Ik kan natuurlijk niet eisen dat David Wertheim mijn blog of dat van Carel Brendel leest, maar door eenvoudig Googlen had hij kunnen weten, dat de vergadering op 1 juni 2018 in de Spaarndammerbuurt en ook de Gaza-Flotilla van dat jaar, door de moslimbroeders en dus Hamas werd georganiseerd. Ook in dat afgelegen zaaltje, waar ik niet in mocht, waren Hamas-vertegenwoordigers aanwezig. Dat er bovendien vertegenwoordigers van GroenLinks en BIJ1 bij aanwezig waren, laat weer eens de relatie tussen politieke onderwereld (terrorisme) en de Nederlandse boven-ons-gestelde elite zien.

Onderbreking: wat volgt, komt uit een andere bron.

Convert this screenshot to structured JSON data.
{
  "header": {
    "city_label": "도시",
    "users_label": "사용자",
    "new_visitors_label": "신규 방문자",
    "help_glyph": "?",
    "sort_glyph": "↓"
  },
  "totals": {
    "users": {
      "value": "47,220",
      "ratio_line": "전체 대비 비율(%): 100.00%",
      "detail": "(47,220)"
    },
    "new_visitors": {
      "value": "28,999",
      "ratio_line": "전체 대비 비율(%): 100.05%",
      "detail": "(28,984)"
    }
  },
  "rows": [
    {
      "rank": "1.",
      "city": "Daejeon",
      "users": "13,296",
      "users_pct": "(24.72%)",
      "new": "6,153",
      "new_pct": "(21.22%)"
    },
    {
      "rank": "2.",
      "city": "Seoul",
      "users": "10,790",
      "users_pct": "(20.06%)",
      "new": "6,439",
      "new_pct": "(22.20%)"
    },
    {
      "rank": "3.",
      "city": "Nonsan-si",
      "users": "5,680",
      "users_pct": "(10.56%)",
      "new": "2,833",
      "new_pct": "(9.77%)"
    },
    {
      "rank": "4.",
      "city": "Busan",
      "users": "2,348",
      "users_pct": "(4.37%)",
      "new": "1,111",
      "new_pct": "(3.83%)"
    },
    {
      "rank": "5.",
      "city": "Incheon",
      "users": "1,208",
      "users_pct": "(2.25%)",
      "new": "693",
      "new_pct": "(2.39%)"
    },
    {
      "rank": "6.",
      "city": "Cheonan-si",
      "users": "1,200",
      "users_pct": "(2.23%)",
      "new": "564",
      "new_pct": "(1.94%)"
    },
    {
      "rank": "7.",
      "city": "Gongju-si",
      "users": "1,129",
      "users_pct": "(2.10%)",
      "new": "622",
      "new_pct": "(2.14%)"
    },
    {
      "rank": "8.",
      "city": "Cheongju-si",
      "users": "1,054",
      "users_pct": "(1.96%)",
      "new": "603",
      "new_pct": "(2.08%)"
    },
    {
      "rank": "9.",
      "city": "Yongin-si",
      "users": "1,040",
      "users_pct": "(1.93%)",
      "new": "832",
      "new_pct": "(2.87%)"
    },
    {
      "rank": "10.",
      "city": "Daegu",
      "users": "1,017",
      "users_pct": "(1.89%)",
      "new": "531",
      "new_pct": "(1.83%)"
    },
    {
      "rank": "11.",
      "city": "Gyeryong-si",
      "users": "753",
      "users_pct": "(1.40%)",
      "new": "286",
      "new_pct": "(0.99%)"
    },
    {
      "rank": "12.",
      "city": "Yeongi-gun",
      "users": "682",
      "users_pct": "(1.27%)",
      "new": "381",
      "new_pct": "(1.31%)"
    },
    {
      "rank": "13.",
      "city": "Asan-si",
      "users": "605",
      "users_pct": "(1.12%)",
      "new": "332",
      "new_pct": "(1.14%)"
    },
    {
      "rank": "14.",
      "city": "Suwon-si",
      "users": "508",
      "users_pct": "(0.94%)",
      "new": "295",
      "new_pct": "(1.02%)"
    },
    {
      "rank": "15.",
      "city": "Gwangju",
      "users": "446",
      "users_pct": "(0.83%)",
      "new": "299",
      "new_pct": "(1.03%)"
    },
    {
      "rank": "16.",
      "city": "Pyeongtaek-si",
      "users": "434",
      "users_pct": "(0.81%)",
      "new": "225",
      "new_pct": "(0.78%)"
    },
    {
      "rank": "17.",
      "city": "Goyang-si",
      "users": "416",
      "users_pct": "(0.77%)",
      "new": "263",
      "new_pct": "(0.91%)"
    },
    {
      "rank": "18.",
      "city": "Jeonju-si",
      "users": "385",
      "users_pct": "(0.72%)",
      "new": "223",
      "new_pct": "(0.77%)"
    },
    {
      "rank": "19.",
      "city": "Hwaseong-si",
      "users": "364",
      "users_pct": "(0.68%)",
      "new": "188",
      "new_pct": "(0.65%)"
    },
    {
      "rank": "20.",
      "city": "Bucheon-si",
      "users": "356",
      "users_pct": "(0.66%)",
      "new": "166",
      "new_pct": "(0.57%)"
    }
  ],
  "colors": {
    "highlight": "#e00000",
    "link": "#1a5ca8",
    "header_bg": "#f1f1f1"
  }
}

De opzet van de schrijver om in eerste instantie te willen luisteren en begrijpen, zonder meteen met een waardeoordeel te komen, vind ik goed gekozen. De resultaten van dat luisteren mogen dan echter volgens mij niet zonder analyse of feitenkennis worden gepresenteerd.

Het boek is origineel geschreven en behandelt het thema Israël en de Palestijnen nu eens vanuit een geheel ander hoek. Het gaat er in het boek niet over wie er gelijk heeft, maar welke functie Israël en de Joden binnen de Nederlandse cultuur hebben.